A transaction is a set of one or more SQL statements that are executed together as a unit of work, so either all the statements are executed or none of the statements are executed. In addition to grouping statements together for execution as a unit, a transaction becomes the fundamental unit of recovery, consistency, and concurrency in reliable J2EE applications.

One of the primary objectives of EJB architecture is to provide transaction services through the EJB container. This relieves the application programmer from dealing with the complex issues of failure recovery, concurrency, and multi-user programming. The transaction simplifies the task of building a sophisticated enterprise application, and it is the foundation for dealing with complex B2B (Business-to-Business) and B2C (Business-to-Consumer) applications.

The following two sections discuss transaction properties, and the transaction models used in transactional applications.

The ACID Properties

Enterprise transactions share certain characteristics, commonly known as ACID properties, which are important for data integrity and consistency:

  • Atomic: All operations of the transaction must be performed successfully or not at all.

  • Consistent: The transaction must transition the data from one consistent state to another, preserving the data's semantic and referential integrity. Access should not be allowed to inconsistent data.

  • Isolated: Transactions may run concurrently, but any changes made to data by a transaction are invisible to other concurrent transactions until the transaction commits. Isolation requires that several concurrent transactions must be repeatable, (that is, they must produce the same results in the data as same transactions executed serially, and in any order).

  • Durable: After the transaction is committed, the resultant data should be permanent. This implies that data for all committed transactions can be recovered after a system crash or media failure.

In summary, an ACID transaction ensures the consistency and integrity of the persistent data. It also assumes a stable set of inputs and working data, and that the data changes are recoverable after system failure.
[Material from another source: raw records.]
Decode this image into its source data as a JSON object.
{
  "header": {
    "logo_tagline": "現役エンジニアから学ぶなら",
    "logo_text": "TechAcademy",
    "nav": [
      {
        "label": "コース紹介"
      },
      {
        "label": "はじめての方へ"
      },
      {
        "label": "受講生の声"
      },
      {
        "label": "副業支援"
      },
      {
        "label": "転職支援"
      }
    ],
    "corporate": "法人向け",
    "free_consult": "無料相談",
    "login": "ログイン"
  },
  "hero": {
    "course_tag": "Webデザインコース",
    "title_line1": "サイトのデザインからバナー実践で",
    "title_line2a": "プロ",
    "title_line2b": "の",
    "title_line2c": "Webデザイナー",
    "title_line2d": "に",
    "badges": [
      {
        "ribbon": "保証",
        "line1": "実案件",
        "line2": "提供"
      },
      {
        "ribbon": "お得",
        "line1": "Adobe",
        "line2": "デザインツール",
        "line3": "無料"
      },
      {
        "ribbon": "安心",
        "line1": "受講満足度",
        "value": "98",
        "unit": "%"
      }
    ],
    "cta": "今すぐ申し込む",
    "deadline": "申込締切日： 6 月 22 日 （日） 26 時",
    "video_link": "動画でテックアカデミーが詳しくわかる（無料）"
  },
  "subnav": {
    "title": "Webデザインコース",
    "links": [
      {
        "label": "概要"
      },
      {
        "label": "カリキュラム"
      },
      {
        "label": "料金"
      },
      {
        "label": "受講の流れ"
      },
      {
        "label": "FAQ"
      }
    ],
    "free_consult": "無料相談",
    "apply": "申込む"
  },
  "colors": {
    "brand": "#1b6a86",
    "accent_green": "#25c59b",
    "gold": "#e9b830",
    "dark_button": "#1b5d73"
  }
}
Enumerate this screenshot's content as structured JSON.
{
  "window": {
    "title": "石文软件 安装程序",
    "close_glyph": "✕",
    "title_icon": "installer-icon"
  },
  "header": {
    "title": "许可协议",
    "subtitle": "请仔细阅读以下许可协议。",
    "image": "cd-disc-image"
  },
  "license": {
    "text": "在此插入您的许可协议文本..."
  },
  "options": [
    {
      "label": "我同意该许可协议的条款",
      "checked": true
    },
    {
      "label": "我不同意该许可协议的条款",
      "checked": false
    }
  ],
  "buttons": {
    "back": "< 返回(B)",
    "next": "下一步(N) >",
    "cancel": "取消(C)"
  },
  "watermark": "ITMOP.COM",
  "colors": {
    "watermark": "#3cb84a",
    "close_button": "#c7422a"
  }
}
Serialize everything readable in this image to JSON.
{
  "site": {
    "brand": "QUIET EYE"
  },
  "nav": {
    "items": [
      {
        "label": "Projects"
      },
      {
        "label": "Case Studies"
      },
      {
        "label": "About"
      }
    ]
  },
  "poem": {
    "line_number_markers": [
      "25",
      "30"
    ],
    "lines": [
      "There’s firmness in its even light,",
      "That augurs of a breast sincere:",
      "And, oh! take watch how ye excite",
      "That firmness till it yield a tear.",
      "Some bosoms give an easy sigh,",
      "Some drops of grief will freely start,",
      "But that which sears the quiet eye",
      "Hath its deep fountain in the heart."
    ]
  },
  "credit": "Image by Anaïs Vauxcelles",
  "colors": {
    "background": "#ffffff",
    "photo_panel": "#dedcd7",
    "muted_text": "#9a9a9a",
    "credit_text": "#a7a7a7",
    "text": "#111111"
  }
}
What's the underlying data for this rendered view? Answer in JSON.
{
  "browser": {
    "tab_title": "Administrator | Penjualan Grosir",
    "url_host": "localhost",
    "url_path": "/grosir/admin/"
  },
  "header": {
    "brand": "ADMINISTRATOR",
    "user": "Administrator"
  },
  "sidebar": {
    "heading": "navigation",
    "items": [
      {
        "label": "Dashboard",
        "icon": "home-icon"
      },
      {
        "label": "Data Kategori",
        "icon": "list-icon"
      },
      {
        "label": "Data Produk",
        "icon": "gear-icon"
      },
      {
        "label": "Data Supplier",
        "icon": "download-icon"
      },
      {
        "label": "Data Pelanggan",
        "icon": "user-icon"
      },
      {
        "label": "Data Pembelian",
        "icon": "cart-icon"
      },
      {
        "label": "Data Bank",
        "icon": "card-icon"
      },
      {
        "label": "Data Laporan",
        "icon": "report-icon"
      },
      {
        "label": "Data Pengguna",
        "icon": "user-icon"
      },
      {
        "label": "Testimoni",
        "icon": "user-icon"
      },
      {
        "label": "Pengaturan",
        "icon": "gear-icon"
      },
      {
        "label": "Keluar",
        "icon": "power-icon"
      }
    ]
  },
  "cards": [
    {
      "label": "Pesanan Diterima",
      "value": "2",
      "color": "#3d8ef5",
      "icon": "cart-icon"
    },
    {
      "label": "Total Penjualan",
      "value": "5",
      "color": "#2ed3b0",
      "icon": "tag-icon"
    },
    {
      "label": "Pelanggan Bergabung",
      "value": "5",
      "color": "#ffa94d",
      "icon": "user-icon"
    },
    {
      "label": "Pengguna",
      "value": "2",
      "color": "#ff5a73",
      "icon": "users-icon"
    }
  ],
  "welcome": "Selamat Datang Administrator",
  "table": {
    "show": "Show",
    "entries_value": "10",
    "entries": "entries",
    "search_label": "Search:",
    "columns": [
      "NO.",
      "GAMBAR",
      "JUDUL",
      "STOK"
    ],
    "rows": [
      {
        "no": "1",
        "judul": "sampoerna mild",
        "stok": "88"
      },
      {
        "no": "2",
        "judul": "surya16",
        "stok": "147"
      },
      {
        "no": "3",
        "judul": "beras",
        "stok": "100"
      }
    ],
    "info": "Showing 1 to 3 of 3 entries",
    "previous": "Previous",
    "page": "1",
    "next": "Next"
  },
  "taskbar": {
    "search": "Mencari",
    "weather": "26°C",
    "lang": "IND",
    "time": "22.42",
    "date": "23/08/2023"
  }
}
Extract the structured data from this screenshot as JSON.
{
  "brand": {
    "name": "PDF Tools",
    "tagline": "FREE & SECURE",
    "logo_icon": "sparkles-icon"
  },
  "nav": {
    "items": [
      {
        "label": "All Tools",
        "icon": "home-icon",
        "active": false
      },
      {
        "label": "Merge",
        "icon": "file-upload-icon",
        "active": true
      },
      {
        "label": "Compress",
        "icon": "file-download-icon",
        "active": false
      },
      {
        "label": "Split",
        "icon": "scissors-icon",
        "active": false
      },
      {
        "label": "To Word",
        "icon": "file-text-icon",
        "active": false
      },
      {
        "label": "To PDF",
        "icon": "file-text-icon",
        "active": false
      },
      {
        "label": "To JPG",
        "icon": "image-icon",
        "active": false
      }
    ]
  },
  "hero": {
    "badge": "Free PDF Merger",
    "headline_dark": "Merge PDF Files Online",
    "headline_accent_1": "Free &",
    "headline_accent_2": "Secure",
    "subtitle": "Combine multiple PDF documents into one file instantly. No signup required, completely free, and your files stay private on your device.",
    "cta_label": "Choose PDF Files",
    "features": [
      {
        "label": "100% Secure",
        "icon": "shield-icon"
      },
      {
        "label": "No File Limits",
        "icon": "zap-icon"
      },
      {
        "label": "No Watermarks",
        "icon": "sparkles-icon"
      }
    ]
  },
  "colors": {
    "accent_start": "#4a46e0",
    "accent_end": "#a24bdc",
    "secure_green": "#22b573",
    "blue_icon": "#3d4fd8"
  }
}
Exploring the Transaction Models

Generally, a transaction model describes the main entities that constitute a transaction, and defines when a transaction starts, when it succeeds, and what to do in case of failure. A transaction consists of group of statements, such as database SQL, logical operations, or messages sent to a queue. There are two transaction models: flat and nested.

Flat Transactions

In this simple model, a transaction consists of a series of operations. It can be either local or global (distributed). If all the operations succeed, the transaction is committed. If one operation fails, the whole transaction rolls back to the same state before it started. The EJB architecture supports flat transactions, which we will cover today.

Nested Transactions

This model allows new transactions to be spawned as children, inside another transaction. This is similar to a tree of transactions: The root transaction contains sub-transactions, and so on. Each sub-transaction can be rolled back individually. The whole nested transaction commits if and only if all the sub-transactions succeed.

Caution

Currently, the EJB specification supports only flat transactions and not nested transactions. As the EJB specification is a work in progress, future versions of the EJB specification might support nested transactions.